One of the silly tricks they learned.  Zora standing as a ‘bridge’ with 2 feet on a box and 2 feet on her bed.  Tom lying beside her on the floor

My dogs and I do so many stupid tricks from the couch. Get creative, make shit up.  Let’s see we play E.T phone home (nose touch to the tip of my finger), we play back up, we play crawl, and lots of targeting games.  They play running from place to place in the house, on your bed, now on the couch, now back to your bed, now in the kitchen, now on the rug!  They practice jumping over my legs. And crawling under my arms. We place shark avoidance (I take the fish toy and sing the JAWS theme, the dogs practice abandoning ship! aka jumping off the couch and “saving” me from the shark aka taking the toy and shaking it.)  And I never have to move.  Tossing treats or toys to reward.

6. Learning toys by name

Where’s your fish? No that’s not the fish, find the fish. Yay! That’s the fish!  Now how about your ball?  Yay!  Now blue ball, where is blue ball?  Close, that’s red ball.

and so on.  My dogs love that game too. And again I never leave the couch.

7. Scatter kibble

An easy one.  Take your dog’s meal and toss it on the floor.  Either in the house or in the back yard.  Let the dog snuffle around finding their dinner kibble by kibble as you rest.

8. Puzzle toys

Make or invest in some puzzle toys.  Some that involve you too and some that your dog can play alone.  There are so many different ones on the market now, it’s awesome.  Lots of styles to choose from.  Get some variety, so you and your dog have different ways to solve the puzzles.

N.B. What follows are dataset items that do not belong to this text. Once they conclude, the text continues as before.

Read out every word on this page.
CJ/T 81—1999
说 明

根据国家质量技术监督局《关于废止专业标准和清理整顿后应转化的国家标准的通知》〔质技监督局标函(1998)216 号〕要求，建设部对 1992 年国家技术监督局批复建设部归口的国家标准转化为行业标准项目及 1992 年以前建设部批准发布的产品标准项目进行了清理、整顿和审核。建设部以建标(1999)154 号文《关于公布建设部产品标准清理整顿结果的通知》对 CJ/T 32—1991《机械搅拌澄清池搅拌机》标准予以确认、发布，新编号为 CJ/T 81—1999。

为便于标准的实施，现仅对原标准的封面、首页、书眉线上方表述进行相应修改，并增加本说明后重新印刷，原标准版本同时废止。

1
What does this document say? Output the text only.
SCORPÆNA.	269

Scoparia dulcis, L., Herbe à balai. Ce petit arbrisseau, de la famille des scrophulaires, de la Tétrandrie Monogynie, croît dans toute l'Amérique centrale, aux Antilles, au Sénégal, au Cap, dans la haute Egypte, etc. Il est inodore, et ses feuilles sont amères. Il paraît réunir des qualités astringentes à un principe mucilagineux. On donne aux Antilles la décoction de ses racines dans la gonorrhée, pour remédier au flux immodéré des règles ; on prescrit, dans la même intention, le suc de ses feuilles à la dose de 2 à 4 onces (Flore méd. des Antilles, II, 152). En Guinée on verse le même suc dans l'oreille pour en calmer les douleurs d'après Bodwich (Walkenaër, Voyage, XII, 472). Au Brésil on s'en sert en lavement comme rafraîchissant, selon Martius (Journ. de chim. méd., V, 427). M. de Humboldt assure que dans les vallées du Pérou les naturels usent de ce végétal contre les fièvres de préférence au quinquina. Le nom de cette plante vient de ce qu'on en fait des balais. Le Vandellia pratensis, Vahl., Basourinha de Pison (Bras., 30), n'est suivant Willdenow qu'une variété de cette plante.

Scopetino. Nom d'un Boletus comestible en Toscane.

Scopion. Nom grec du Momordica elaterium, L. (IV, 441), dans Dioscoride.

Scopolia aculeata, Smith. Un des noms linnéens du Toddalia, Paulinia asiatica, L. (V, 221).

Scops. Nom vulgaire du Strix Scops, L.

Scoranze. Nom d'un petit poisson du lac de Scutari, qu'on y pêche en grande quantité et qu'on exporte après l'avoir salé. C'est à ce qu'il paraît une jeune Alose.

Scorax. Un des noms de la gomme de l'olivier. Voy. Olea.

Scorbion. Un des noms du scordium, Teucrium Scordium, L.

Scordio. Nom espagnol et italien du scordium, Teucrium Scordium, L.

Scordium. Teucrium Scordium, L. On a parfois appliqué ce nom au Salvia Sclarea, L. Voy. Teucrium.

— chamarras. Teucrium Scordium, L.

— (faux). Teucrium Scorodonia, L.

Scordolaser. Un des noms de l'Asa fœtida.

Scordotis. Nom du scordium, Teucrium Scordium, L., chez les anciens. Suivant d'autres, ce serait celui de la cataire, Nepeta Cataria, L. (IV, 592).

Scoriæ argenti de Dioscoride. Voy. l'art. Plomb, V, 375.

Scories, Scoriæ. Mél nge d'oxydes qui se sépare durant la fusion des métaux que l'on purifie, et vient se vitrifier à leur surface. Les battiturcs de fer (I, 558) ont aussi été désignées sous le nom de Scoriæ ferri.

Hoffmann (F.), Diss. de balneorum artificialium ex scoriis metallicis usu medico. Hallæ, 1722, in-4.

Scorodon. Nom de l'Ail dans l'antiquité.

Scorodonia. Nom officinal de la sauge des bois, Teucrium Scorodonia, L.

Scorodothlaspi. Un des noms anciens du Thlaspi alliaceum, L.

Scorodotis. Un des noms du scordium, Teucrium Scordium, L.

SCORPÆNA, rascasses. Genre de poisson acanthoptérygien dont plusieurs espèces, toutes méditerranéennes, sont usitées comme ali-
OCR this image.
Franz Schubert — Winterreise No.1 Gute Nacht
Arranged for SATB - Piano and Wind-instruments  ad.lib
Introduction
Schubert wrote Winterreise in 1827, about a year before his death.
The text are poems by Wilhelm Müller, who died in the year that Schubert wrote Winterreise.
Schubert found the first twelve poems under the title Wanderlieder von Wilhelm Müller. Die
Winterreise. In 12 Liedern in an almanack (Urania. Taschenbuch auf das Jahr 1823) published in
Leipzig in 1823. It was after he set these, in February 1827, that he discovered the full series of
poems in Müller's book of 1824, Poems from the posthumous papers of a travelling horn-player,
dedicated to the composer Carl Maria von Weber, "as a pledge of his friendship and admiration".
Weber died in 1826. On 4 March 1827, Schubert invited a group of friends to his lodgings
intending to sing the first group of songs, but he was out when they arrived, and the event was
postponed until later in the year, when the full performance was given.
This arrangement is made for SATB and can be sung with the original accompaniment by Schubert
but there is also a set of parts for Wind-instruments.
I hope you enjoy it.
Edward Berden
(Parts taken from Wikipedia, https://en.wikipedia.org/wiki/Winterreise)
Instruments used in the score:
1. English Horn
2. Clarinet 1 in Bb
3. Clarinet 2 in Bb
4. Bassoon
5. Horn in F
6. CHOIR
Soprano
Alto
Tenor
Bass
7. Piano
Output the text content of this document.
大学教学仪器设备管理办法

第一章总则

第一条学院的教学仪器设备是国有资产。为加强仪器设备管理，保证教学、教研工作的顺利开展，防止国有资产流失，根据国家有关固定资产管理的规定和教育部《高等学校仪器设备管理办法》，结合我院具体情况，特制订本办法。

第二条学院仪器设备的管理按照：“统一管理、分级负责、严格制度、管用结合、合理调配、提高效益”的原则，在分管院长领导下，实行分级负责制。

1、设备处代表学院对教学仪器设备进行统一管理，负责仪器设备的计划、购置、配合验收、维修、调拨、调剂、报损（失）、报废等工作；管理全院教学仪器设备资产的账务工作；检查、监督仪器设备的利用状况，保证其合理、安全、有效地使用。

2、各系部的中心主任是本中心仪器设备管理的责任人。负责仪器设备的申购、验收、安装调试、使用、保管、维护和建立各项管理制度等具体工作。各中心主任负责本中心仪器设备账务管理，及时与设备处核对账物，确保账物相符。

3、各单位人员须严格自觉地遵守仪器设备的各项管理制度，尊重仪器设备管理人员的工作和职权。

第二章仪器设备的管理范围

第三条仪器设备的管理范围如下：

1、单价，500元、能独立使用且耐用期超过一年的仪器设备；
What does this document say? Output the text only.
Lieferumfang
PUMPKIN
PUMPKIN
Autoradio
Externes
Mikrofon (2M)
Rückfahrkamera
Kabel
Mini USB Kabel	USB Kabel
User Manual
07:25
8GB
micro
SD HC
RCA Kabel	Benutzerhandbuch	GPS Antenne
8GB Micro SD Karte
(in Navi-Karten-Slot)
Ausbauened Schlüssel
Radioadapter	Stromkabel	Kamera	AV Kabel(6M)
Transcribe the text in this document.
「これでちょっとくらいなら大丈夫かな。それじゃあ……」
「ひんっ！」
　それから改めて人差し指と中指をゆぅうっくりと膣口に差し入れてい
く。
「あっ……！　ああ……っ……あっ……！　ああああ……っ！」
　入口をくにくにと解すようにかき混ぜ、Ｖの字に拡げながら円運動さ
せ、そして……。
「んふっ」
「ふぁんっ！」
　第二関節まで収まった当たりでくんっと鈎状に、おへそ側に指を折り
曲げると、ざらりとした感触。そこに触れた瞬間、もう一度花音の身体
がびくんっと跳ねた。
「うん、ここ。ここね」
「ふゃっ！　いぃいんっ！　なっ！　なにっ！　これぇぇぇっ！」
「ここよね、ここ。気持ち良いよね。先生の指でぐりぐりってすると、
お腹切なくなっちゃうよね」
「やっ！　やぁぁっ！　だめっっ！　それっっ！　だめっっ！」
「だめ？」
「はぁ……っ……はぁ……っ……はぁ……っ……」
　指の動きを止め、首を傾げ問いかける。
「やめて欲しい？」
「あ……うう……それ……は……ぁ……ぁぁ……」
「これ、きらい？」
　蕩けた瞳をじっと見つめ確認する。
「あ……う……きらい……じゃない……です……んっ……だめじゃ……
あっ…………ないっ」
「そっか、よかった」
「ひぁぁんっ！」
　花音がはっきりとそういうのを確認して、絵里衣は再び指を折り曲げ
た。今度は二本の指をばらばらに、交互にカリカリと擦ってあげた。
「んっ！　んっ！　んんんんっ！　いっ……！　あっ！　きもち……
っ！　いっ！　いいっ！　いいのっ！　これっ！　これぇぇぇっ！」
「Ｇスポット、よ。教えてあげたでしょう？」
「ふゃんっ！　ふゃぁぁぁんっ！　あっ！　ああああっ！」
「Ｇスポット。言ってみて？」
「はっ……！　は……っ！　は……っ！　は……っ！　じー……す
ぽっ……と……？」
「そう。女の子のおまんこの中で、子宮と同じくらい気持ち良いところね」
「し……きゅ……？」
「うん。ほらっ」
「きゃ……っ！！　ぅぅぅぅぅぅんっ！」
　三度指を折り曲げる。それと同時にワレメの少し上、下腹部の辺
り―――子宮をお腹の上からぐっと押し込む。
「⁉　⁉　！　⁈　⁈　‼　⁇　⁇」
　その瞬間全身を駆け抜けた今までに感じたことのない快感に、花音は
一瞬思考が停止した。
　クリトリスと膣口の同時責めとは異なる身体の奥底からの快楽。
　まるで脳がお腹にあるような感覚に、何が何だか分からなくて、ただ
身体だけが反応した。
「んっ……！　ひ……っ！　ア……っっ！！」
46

If you’re making puzzle toys cardboard boxes can be your friend (hide treats in different boxes, or within within within boxes or wrapped in paper bags, etc).  As can pvc (drill some holes in a large diameter pvc tube, put some treats in and cap the ends, Dog bangs it around to get the treats to fall out.  Or get some lengths of PVC and different connectors, hide a treat in the maze of twist and turns, dog has to pull the pieces apart at the connectors to find the treat.).  And empty soda bottles. Or muffin tins (take a muffin tin, put some treats in the wells then cover each well with a tennis ball.  Dog has to remove the balls to get the treats).  Basically anything you can create that your dog has to think and puzzle through in order to get their food or toy out of it.

Other ways to make puzzles for your dog can be making mazes or labyrinths out of boxes or couch pillows.

9. Arm chair agility

Zora leaping over a jump while I stand still

Use actual agility obstacles or create them out of things like chairs and pillows. Use treats and toys to encourage your dog up and over while you stay stationary. Note of caution if your dog is not an experienced agility dog, always use a spotter especially with the higher obstacles like the dog walk and teeter totter. And be sure if doing any jumping your dog is on safe surfaces like grass or carpet not concrete or hard wood floors

10.  Arm chair obedience

Practice your dog’s response to cues.  Try just verbal cues such as saying ‘sit’, ‘down’, ‘stay’, etc.  And just hand signals.  Practices puppy push ups: sit, down, sit, down, down, down, sit.  Add in the cue to stand.  Or stay.  Or come.  Or fetch.  Or touch.  Mix it up.  Practice your dog responding to the cue you give without anticipating what you’re going to ask them to do.

Remember when doing these things with your dog, the goal is fun, happy and tired.  So smile, laugh, and enjoy your time with your dog.  Help your dog engage both their brain and their body.  Playing these games can be super fun with your dog and low energy expenditure for you.  A tired happy dog is so nice to live with.

Tom sleeping on the floor, Zora sleeping on her dog bed.  Tired, happy dogs.